# A little "Sand" time



## NMKawierider (Apr 11, 2009)

Got a couple of hours in today on the sand...yeah..that's all we got here right now. Decided to plant the cam on the tripod and do some donuts and hills. Its a shortie...and dry.. but worth a watch.


----------



## Polaris425 (Dec 16, 2004)

nice! I use to love to play on the dunes when i had the 350X Trike


----------



## lilbigtonka (Dec 30, 2008)

you def have that luxury over there that we dont have in florida, we have some good sandy beaches and stuff but no open places like that and if it was like that and not so muddy around here my brute would prolly stay running better and repair cost would stay down hahahaha


----------



## movingman (Jan 25, 2010)

Cool video. I like the look of those rims on your brute.


----------



## KMKjr (Jan 9, 2009)

That's cool.

If I tried the beach here, I'd just sink!


----------



## NMKawierider (Apr 11, 2009)

Thanks guys. The sand is fun...for a while.. Man we need some rain around here...bad ..lol.


----------



## IBBruin (Feb 10, 2009)

Looks like fun but I bet you're cleaning the air filter all the time! 

I just noticed and read through all the mods you have in your sig. Most of them I know but what is an overfender and WTF is a Rotopax? lol


----------



## xtreme02gt (Dec 14, 2010)

IBBruin said:


> Looks like fun but I bet you're cleaning the air filter all the time!
> 
> I just noticed and read through all the mods you have in your sig. Most of them I know but what is an overfender and WTF is a Rotopax? lol


 
The overfender -- it like an extented fender well.. Kinda what you see on trucks around the wheel wells. Fender flair things

The Rotopax -- Flat gas cans


----------



## xtreme02gt (Dec 14, 2010)

Nice video... I am going tomorrow afternoon to ride a really sandy area. I was wondering how well it would do it very deep sand with swamp lites..

I really like your bike!! I sure wish they made silver on 2008..


----------



## KMKjr (Jan 9, 2009)

nmkawierider said:


> Man we need some rain around here...bad ..lol.


 
I'll lend ya some!! 

We have lots to spare!!!


----------



## IBBruin (Feb 10, 2009)

I probably could have guessed on the overfenders but the name Rotopax doesn't really describe flat gas can.


----------



## NMKawierider (Apr 11, 2009)

IBBruin said:


> I probably could have guessed on the overfenders but the name Rotopax doesn't really describe flat gas can.


yeah...running out of room in the sig...had to shorten something...lol Got the two one-gallons and three 4-gallon flat pacs...for those long thursty weekends.
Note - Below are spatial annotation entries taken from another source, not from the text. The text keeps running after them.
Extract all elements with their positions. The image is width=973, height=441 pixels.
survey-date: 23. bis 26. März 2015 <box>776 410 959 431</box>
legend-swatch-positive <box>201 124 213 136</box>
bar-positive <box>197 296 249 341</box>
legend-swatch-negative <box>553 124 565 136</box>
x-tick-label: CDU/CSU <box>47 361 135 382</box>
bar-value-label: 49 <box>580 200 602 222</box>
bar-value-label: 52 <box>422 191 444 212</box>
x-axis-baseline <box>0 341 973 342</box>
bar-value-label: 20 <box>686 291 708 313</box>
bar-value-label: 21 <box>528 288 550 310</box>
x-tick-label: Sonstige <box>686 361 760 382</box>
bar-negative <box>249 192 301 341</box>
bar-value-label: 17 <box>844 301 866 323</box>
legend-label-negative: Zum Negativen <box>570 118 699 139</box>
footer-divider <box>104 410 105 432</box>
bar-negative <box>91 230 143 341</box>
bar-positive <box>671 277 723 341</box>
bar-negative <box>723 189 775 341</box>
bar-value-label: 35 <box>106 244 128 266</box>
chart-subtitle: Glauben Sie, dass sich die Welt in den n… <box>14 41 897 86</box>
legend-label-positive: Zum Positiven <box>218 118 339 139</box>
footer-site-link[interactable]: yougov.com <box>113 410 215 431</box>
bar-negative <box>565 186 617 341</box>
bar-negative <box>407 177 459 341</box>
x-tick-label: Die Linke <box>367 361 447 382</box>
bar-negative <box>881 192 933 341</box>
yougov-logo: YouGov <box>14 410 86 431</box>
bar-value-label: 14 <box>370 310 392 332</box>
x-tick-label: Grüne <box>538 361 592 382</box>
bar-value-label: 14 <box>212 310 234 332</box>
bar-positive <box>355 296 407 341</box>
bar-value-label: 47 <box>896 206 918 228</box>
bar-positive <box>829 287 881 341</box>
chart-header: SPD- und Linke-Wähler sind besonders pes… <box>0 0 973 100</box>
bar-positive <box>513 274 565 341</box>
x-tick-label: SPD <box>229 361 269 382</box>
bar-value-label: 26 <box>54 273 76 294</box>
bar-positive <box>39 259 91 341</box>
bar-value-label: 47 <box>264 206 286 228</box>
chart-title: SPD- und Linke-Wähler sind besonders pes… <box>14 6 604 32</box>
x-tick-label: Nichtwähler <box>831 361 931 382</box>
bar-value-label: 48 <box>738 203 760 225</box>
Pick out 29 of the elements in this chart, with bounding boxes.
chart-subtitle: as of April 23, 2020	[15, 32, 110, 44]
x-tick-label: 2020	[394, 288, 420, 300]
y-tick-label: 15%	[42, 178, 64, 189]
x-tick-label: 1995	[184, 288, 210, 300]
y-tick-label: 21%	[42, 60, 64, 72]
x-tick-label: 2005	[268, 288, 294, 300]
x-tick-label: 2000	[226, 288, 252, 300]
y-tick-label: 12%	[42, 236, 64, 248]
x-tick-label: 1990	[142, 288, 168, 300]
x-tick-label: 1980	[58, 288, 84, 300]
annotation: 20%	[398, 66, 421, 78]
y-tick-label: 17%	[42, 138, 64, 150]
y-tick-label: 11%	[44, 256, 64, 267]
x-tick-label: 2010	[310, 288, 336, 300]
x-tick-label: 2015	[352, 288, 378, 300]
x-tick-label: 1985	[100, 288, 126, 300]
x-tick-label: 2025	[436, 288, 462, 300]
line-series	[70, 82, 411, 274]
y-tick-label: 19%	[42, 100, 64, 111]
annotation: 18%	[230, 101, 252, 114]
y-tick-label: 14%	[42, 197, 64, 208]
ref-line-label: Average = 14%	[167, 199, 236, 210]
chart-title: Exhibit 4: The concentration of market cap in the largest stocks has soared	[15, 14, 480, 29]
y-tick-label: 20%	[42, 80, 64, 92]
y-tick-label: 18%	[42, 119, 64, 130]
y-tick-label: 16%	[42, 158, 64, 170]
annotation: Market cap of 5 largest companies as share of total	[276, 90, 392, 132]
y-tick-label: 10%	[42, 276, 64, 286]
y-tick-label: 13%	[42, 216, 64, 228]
And the overfenders are these things. Like fender extentions:


----------



## kawboy1 (Aug 25, 2010)

Nice nm, sand is always fun......them rotopax are bomb proof......I have the fuel and water ones, nice flat and compact too.


----------



## NMKawierider (Apr 11, 2009)

kawboy1 said:


> Nice nm, sand is always fun......them rotopax are bomb proof......I have the fuel and water ones, nice flat and compact too.


Seems I use the one-gallon pacs more then the others now...and mounted on the sides of that big-uggly trunk helps the look I think....and they are tough..think you can park a car on them.


----------



## depthfinder (Mar 1, 2011)

Verry cool.Makes me miss home.


----------



## Beachcruiser (Feb 27, 2010)

I've been contemplating on bring my brute out to NM with me but I haven't found anyone that rides......or any places to ride.


----------



## NMKawierider (Apr 11, 2009)

Beachcruiser said:


> I've been contemplating on bring my brute out to NM with me but I haven't found anyone that rides......or any places to ride.


Yeah its tough to find places to ride here...especialy southern NM but there are places. We have been looking for places down there and I think a buddy found some. I'll check with him and let you know.


----------